/ Kompetenzen werden erweitert

(François Aussems)
Das Projekt befindet sich nun auf der Zielgeraden, wie Innenminister Dan Kersch auf Nachfrage bestätigte: „Bis spätestens Ende März sollte ich den Text im Ministerrat vorgebracht haben können.“ Diese Reform wird einer langjährigen Forderung aus dem kommunalen Sektor Rechnung tragen. In Zeiten zunehmender kleinerer „incivilités“ wurde auch ganz allgemein vermehrt über eine Änderung bei den sog. „Ordnungsstrafen“ diskutiert.

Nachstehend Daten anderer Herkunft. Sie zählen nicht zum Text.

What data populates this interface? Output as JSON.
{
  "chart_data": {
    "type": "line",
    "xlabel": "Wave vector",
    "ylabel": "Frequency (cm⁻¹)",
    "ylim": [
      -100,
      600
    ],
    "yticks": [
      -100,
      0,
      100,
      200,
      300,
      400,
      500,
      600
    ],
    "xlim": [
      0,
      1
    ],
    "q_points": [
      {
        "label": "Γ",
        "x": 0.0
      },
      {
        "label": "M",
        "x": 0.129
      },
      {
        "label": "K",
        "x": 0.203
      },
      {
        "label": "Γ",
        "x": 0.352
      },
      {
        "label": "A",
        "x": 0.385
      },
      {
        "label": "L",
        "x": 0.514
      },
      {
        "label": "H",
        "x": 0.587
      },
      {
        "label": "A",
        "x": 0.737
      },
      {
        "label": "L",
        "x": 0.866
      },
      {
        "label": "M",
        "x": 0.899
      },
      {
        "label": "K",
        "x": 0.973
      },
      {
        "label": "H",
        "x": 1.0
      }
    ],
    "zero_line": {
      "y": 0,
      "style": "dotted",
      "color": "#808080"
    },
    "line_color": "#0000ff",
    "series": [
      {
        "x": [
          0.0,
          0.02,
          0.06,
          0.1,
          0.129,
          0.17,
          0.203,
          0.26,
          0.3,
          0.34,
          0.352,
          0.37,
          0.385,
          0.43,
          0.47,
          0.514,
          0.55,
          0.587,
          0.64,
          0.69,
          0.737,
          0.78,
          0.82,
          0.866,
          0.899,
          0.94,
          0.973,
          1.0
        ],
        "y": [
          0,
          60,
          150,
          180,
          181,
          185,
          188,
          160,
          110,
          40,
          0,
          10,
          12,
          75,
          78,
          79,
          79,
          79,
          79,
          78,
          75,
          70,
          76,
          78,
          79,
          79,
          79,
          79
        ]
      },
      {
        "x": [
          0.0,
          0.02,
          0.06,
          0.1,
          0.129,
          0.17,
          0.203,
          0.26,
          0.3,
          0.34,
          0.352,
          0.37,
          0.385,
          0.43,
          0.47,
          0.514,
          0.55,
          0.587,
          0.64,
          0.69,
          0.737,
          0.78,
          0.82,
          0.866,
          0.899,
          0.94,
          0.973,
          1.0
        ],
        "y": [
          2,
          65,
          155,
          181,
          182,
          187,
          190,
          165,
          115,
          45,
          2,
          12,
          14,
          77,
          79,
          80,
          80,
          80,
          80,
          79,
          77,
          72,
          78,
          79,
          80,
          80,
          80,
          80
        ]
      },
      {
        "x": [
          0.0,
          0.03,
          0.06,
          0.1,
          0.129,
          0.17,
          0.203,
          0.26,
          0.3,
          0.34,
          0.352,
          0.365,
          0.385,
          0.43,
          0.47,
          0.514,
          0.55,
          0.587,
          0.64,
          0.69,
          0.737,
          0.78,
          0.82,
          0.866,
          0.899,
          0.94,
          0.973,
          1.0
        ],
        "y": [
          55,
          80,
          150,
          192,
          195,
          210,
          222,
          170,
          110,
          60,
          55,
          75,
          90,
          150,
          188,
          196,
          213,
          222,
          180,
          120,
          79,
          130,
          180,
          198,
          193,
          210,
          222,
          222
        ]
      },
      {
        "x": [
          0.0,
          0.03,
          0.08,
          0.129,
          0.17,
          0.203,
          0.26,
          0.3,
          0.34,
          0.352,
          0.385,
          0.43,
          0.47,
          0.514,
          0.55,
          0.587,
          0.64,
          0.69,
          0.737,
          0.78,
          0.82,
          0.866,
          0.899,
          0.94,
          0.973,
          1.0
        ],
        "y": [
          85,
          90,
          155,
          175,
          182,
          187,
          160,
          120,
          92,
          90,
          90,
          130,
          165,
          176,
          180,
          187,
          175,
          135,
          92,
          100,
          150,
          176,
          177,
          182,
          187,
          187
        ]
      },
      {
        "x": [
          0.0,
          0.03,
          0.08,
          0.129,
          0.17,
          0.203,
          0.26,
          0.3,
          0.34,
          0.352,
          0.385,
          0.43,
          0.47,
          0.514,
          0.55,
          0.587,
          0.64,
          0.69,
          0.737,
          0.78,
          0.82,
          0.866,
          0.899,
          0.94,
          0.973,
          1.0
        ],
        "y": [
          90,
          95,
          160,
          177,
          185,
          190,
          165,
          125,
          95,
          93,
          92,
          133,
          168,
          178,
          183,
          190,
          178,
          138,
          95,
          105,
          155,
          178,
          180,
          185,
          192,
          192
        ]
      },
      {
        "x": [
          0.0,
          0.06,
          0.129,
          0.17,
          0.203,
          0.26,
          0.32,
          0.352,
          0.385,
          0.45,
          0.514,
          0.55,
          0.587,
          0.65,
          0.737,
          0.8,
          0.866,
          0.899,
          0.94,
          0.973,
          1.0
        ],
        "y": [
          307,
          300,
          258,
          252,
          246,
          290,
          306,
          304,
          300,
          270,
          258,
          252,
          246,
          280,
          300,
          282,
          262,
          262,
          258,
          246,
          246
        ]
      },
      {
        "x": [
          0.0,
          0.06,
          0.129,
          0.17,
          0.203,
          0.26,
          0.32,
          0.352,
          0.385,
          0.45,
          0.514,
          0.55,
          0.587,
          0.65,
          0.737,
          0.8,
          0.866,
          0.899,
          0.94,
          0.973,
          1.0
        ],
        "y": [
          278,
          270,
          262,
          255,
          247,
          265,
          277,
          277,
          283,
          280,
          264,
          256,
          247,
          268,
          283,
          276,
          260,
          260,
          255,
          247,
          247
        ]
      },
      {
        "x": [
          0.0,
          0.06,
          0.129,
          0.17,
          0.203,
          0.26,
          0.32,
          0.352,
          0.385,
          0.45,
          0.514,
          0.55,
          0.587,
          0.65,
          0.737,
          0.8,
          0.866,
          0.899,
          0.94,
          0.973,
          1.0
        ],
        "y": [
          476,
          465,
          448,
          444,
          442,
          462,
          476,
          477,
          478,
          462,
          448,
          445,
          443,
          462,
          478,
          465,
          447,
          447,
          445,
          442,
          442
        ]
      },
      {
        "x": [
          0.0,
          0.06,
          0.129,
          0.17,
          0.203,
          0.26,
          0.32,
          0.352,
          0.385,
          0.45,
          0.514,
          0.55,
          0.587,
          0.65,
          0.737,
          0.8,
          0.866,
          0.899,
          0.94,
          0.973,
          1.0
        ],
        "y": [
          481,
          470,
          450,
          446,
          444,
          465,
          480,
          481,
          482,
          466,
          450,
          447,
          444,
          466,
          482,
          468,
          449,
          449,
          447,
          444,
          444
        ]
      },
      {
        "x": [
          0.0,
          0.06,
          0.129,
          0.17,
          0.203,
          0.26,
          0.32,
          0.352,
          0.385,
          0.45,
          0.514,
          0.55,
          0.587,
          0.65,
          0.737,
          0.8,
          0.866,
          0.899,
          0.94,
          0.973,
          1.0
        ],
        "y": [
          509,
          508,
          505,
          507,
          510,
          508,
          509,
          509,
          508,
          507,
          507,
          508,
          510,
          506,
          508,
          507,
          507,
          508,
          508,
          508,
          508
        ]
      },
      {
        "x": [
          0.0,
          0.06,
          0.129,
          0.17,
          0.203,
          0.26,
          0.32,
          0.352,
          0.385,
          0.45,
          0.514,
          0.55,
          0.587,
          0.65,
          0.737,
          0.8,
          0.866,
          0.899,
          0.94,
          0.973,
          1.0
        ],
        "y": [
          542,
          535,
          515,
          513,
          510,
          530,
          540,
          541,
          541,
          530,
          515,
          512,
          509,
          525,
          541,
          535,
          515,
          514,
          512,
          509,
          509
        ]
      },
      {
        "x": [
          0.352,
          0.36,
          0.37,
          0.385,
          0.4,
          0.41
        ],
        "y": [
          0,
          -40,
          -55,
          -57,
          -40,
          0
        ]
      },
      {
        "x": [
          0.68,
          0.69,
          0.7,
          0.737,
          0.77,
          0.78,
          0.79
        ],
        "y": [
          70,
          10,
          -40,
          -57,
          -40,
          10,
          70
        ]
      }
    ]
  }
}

Wir haben uns mit dem Innenminister noch einmal über die Details unterhalten.
Ist-Zustand
Angefangen beim Ist-Zustand: „Pecherten“ können der Polizei helfen, indem sie Knöllchen verteilen an falsch geparkte Autos. Daher auch der „Spitzname“. Alle anderen Vergehen, die im kommunalen „Règlement général de police“ (allgemeines Polizeireglement) vorgesehen sind – und das sind mitunter sehr viele –, können nur von der Polizei festgestellt und geahndet werden.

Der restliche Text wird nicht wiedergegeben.